Campaign 101 Part 2: Your Attributes
This is the second part of a six-part series written by Dave Dellenbaugh. It is the backbone of what we do here at Clever Pig. You might want to start at the beginning with Part 1: Getting Started. If you just can’t wait for all six parts, you may download the entire series as a PDF.
Before heading into any new phase of your sailing career, it’s smart to do a bit of self-reflection. By evaluating your strengths and weaknesses, it’s much easier to identify the path you must take to achieve your goal. Here’s a good story about how this concept applied at a particular regatta, written by David Dellenbaugh and reprinted from Speed & Smarts newsletter.
Evaluate Your Strengths & Weaknesses
Every once in a while I do something especially careless on the race course and create unnecessary problems for myself. A good example happened during a recent one-design regatta. The weather end of the starting line was favored, and the wind was predicted to shift to the right. So most of the 69-boat fleet decided to start near the committee boat. Not surprisingly, we had many general recalls.
After getting caught in some tight jam-ups during these starts, I had a “great” idea. Why not come in a little late at the committee boat? That way we wouldn’t have to fight the crowd, we didn’t risk being over early, and we’d be able to tack immediately for the favored side of the course. It seemed so logical.
Unfortunately, as we lined up for the next start, it became clear that we were in big trouble. About a dozen boats, who had the same idea I did, were redefining the concept of barging. Half of these got peeled off on the wrong side of the committee boat and came back for a second try; the other half were luffing, dead in the water, at the committee boat’s transom. There was no place to go.
When the gun sounded, we were stuck head to wind, waiting for the traffic jam to clear out. When we finally crossed the line, the front-row starters were crossing well ahead. It wasn’t a pretty picture. And, of course, there was no general recall this time. As we sailed up the first beat, I kept flashing back to our bad start. Wasn’t there something we could have done to avoid this problem? Of course there was!
Several weeks before the regatta, I had sat down and made a list of my own sailing strengths and weaknesses. I did this primarily because I had never before sailed with my two other crewmembers. I figured if I told them all my weaknesses, they could cover those areas. Similarly, if I shared my strongest points, they wouldn’t have to worry so much about those.
I did a very simple exercise: I drew a line down the middle of a piece of paper (it was actually a page in my sailing notebook); on the left side I wrote the heading “Strengths,” and on the right side I put “Weaknesses” (you could be more positive by calling it “Opportunities for improvement”). Then I made two lists as follows:
A strength is something at which you are particularly good. On my list, strengths included such diverse things as match racing, starting in the middle of the line, playing oscillating shifts, and good eyesight for seeing marks. Any skill you have that might help you get around the race course faster than your competition should go on this list.
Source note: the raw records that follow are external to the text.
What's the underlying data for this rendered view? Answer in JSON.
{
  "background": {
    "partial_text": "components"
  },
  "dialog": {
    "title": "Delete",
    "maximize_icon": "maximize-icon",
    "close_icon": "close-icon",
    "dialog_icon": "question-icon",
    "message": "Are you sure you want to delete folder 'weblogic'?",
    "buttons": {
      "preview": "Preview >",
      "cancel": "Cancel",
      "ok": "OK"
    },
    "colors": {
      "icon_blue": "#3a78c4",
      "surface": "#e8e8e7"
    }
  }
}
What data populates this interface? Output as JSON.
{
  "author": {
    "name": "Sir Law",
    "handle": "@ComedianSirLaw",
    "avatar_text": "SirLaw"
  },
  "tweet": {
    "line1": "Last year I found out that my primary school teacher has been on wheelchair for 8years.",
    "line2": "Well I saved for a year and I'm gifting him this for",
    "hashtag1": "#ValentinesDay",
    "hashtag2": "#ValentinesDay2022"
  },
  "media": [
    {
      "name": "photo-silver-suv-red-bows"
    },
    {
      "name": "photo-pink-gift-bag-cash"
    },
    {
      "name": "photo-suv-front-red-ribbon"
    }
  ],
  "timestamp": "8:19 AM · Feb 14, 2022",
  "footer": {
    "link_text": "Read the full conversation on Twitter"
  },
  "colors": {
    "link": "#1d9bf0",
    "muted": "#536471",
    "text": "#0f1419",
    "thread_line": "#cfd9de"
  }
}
Listing your strengths is a good way to build, or re-affirm, your own confidence in yourself. It also gives you a useful catalog of your strategic and tactical weapons. Your goal should be to sail each race in a way that allows you to take maximum advantage of your strengths.
For example, in the last race of the regatta after my bad start, we had to beat one other boat to win. Since I’ve had a lot of match racing experience, that tactic was part of our game plan. We didn’t have to use it, but we were ready in case.
A weakness is any area of the game where you feel you have a competitive disadvantage. I know, for example, that I’m not very good at going all the way into a persistent shift. I also keep my head in the boat too much, and I get frustrated in very light or fluky wind.
In hindsight, it’s clear to me that almost every problem situation I get into is somehow related to one or more of my weak areas. Identifying these weaknesses is therefore a necessary first step in avoiding future problems.
Making a list of strengths and weaknesses is just the beginning. Once you’ve got your list, here are some things you can do to maximize its usefulness:
- Read the list before every regatta. Reviewing your strengths will help make you confident and get you psyched up for achieving your potential. Reminding yourself of your weaknesses will help you develop a learning attitude, which is so important to have while racing.
- Share your list with the other people in your boat, especially if you are sailing with new people. Your team will function more efficiently if everyone can “play to” their strengths and get support in their areas of weakness. I usually tell my crew, for example, that I am good in tight, tactical situations involving the rules, and they let me handle those situations. I also tell them I don’t always look around enough, so they make sure to keep their heads out of the boat and tell me what’s happening.
- Make a plan for how you can add to your list of strengths and reduce your list of weaknesses. One of the best things I’ve done in the past is sail with people who are strongest in the areas where I am weakest. Remember, your goal should not always be to avoid your weaknesses while racing. The best way to get rid of them is to attack them head on, and a good time for this is during races that don’t count so much. If you have trouble starting at the leeward end, for example, get in there and fight it out. As they say, practice makes perfect.
- After each regatta, make any necessary changes to your list. In theory, making a list of strengths and weaknesses should have prevented the disastrous start I described earlier. Unfortunately, I made two mistakes. First, I didn’t spend enough time thinking about and going over that list with my crew before the regatta.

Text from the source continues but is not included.